FAAAA Keeps "Trucking" Through California Meal and Rest Break Laws
We have previously wrote about the recent success of California trucking companies defeating California meal and rest break claims by arguing that the laws are preempted by the Federal Aviation Administration Authorization Act (FAAAA). Specifically, Esquivel v. Vistar Corp., No. 2:11–cv–07284–JHN–PJWx, 2012 WL 516094 *6 (C.D. Cal. Feb. 8, 2012) (discussed here), and Dilts v. Penske Logistics LLC, 819 F. Supp. 2d 1109, 1124 (S.D. Cal. 2011) (discussed here), held that California meal and rest break laws relate to the rates, routes, and services of the defendant trucking companies, and consequently, were preempted by the FAAAA.
Hitching its opinion to Dilts and Esquivel, the court in Campbell v. Vitron Express, No. CV 11-05029-RGK (C.D. Cal. June 8, 2012), recently agreed that driver claims for missed meal and break periods under California law are preempted by the FAAAA as a matter of law. In Campbell, a city driver for Vitran Express claimed that Vitran did not allow meal and rest breaks and did not pay the plaintiffs for the missed meal breaks. Vitran moved for judgment on the pleadings, claiming that the FAAAA preempted the California meal and rest break claims.

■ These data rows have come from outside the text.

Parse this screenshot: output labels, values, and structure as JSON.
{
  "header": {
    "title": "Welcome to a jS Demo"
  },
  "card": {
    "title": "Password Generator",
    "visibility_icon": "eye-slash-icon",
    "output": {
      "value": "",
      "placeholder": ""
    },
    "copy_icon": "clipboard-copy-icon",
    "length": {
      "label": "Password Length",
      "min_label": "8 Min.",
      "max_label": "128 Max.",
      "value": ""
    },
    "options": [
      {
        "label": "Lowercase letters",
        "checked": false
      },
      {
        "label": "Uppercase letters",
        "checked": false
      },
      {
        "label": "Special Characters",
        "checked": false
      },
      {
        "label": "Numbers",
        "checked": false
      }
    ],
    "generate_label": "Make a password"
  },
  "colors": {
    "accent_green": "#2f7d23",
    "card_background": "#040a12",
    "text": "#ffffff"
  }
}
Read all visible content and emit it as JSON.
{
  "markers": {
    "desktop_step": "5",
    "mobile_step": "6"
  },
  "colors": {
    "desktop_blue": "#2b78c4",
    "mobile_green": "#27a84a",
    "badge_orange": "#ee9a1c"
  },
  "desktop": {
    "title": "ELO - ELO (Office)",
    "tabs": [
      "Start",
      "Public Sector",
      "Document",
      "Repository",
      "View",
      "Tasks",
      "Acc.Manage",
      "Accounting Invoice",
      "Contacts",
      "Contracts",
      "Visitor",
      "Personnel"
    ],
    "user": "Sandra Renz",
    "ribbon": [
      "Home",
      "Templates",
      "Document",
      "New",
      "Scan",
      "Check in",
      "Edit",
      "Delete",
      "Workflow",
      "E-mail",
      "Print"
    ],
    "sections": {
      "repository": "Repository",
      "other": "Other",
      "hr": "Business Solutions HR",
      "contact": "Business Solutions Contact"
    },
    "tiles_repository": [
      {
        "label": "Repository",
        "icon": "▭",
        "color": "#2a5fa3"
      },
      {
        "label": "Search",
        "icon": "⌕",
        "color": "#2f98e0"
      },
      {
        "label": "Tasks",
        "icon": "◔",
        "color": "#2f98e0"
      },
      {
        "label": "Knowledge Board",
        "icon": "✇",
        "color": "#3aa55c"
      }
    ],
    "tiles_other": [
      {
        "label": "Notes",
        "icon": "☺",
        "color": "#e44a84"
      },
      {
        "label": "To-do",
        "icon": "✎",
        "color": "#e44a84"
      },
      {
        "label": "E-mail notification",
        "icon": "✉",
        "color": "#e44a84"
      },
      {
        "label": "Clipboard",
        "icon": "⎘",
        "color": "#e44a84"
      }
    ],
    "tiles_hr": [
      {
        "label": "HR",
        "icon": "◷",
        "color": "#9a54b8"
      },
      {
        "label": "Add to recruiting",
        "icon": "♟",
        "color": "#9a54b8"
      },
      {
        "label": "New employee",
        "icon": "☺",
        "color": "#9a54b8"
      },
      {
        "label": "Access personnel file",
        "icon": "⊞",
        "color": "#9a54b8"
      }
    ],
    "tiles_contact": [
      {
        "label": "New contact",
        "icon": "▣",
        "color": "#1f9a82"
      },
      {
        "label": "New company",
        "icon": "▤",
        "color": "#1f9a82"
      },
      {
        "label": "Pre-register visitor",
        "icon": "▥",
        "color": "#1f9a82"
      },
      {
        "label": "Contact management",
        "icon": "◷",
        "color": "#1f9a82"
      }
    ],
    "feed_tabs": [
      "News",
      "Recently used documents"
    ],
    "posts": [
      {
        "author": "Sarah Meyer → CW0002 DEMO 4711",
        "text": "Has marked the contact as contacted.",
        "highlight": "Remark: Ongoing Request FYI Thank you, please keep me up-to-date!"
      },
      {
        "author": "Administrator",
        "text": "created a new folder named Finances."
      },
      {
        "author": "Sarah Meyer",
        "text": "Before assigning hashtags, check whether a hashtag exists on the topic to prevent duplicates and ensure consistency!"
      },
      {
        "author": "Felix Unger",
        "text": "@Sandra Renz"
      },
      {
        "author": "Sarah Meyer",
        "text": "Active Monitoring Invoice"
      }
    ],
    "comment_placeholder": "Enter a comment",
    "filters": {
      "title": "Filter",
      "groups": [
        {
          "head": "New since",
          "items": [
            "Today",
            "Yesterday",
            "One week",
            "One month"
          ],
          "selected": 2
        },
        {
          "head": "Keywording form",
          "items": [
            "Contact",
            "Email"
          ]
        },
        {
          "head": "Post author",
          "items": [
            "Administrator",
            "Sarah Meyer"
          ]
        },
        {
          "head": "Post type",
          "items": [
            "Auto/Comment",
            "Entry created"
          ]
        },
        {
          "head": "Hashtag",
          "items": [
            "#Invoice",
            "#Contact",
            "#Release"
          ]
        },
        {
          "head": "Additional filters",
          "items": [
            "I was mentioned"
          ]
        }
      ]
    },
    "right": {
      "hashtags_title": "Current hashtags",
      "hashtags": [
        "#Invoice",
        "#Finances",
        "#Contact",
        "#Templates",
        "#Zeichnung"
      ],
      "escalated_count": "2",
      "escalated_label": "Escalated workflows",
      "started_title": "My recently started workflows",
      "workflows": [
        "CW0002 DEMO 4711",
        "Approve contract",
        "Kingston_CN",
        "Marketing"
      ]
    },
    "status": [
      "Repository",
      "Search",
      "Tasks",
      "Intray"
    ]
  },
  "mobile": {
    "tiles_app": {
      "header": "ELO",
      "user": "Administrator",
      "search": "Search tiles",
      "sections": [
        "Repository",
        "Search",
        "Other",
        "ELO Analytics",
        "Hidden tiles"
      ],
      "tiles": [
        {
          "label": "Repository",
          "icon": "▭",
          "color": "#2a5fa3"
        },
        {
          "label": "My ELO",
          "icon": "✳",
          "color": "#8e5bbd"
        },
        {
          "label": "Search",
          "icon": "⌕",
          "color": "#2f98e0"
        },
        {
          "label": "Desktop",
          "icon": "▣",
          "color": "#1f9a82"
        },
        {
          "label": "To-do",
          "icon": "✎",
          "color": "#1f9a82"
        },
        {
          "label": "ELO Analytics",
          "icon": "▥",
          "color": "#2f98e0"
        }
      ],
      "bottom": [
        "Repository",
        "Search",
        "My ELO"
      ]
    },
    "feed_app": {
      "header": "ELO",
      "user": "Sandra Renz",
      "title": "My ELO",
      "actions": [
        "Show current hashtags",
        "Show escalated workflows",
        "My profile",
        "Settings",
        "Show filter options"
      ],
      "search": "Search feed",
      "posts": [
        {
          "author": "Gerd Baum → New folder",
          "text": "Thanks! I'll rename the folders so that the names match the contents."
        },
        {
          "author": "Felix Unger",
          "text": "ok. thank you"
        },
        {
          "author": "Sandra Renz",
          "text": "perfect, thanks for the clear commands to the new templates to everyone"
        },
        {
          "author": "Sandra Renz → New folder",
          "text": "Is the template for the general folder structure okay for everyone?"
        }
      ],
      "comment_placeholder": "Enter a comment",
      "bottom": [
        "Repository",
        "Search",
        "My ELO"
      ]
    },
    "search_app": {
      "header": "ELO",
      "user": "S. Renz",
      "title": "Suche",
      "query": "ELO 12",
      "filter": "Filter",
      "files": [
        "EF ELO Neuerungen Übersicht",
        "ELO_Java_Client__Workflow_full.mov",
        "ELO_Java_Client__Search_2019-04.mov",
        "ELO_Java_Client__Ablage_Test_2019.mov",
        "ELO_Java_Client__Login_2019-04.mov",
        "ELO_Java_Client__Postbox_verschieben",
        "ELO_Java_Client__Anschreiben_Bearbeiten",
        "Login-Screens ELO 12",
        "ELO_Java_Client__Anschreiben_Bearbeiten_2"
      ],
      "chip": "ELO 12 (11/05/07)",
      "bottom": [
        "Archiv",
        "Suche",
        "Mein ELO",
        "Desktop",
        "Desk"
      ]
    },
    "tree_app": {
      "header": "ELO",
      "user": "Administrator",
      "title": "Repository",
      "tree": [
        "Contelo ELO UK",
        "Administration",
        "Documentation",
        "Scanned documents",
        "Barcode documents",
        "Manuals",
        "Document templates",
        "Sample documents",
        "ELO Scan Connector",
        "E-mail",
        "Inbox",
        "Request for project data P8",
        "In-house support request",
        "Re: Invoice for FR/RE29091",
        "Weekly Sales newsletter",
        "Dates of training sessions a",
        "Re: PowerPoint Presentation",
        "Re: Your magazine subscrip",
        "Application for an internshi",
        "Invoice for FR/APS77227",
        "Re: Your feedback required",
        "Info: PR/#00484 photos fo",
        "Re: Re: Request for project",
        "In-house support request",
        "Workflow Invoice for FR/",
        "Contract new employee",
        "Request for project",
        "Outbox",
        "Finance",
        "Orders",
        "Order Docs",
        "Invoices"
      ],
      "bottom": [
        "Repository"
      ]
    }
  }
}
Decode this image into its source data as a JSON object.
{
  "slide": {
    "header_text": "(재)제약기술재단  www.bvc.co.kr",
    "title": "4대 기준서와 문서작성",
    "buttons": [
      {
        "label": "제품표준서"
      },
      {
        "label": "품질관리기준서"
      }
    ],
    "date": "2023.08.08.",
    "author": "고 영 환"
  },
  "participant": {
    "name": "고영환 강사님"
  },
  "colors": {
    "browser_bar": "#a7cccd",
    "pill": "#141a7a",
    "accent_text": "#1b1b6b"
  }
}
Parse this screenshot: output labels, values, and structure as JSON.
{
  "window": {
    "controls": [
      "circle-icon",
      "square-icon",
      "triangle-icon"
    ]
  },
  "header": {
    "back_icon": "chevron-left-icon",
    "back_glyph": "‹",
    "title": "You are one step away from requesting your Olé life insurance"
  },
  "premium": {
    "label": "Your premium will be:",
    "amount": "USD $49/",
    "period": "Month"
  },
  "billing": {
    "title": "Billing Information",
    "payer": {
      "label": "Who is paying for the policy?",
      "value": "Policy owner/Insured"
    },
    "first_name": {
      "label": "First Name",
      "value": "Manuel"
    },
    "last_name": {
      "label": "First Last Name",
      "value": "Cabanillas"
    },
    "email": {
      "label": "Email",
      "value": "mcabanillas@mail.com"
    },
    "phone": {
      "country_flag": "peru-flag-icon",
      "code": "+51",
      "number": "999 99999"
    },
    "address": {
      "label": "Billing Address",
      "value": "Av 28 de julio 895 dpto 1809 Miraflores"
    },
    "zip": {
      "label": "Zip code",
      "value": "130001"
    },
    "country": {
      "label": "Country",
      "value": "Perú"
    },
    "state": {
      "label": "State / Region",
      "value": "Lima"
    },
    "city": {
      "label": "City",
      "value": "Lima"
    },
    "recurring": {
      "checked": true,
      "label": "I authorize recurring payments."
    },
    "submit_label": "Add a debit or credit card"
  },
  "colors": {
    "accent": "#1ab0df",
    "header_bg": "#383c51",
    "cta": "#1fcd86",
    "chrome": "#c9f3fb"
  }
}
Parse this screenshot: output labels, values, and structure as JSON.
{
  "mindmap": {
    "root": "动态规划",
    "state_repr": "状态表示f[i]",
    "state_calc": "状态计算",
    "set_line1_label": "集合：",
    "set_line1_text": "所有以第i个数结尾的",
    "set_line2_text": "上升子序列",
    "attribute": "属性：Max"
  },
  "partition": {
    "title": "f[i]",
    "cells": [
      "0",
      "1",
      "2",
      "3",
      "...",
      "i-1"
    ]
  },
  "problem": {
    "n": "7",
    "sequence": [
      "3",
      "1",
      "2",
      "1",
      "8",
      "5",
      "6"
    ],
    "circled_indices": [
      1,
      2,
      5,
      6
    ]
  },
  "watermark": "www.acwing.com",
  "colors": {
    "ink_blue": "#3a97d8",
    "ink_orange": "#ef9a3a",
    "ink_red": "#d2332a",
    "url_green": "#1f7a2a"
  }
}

In a succinct opinion, the court held that as a matter of law, California’s meal and rest break requirements related to the rates, services, and routes offered by Vitran. Citing Dilts and Esquivel, the court found that meal and rest breaks will affect the scheduling of transportation since the same route will take longer to complete if the driver is required to take breaks. Additionally, the court found that companies will be restricted to routes that can accommodate scheduled breaks. For these reasons, the court held that the FAAAA’s broad preemptive scope displaces California meal and rest break laws and granted the motion for judgment on the pleadings.
The Bottom Line: The FAAAA continues to provide California trucking companies with a potent weapon against California meal and rest break claims. However, the Ninth Circuit will ultimately decide the continued viability of this defense, as both Dilts and Esquivel are currently on appeal.